UK, England/Wales: Why It Will Take a Year to Implement Marriage Equality

Written by scott on July 19th, 2013

LondonEver since the UK passed the marriage equality bill earlier this week, we’ve been asking why same sex couples will have to wait another year to marry. Now Gay Star News has an answer:

‘Work is already underway and there is a lot to be done across government to ensure that all couples who want to get married; or convert their civil partnership to a marriage; or remain in their existing marriages when they change their legal gender, can do so,’ a spokeswoman said. The changes the DCMS will be implementing include the court rules, IT systems, the processes for civil registrations, religious buildings registration, religious consents (when a marriage of a gay couple is conducted with religious rites but does not take place in a registered building – such as in a house-band, deathbed or a prison) as well as guidance for registrars, religious organizations and the public.

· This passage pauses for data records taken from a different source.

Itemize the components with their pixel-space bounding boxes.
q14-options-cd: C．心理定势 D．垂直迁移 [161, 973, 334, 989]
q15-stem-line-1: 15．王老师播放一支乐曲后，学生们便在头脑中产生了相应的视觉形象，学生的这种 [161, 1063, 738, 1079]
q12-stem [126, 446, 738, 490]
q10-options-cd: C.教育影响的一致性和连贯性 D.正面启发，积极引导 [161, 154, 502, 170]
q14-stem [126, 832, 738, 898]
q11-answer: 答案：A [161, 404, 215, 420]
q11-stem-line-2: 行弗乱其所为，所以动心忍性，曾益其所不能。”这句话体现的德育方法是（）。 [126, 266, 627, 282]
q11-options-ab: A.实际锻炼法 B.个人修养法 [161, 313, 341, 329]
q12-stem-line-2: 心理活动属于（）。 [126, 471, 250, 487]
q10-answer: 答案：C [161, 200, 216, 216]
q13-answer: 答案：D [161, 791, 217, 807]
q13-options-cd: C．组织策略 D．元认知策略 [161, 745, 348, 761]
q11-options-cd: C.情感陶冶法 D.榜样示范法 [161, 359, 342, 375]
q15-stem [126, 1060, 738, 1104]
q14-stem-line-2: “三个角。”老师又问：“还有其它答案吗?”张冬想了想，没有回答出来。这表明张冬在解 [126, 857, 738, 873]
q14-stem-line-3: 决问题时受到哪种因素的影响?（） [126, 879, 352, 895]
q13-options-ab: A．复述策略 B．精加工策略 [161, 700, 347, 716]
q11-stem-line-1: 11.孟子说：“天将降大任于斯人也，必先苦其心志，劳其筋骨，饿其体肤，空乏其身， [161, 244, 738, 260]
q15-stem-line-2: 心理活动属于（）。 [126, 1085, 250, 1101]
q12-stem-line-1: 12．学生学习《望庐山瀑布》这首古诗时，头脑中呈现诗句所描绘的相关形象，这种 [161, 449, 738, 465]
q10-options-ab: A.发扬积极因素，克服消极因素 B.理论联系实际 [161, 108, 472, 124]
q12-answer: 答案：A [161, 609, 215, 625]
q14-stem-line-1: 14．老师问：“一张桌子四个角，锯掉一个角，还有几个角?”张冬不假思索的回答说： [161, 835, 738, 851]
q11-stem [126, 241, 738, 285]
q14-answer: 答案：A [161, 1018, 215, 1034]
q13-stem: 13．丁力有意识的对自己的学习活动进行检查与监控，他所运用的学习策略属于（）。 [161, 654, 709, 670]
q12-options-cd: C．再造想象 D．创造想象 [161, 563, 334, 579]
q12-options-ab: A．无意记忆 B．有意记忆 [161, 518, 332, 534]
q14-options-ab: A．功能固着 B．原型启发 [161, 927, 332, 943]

The spokeswoman added: ‘Parliament will also need to scrutinize a number of statutory instruments setting out how the new arrangements will apply to other legislation; on the detail of certain processes; and to ensure that marriages of same sex couples in England and Wales are treated in Scotland and Northern Ireland as civil partnerships. ‘This all takes time.’

And yet, other countries have done it in a matter of days or weeks. Is it also partly because it was implemented as a separate law, with slightly different benefits and responsibilities from the existing marriage law that governs straight marriages?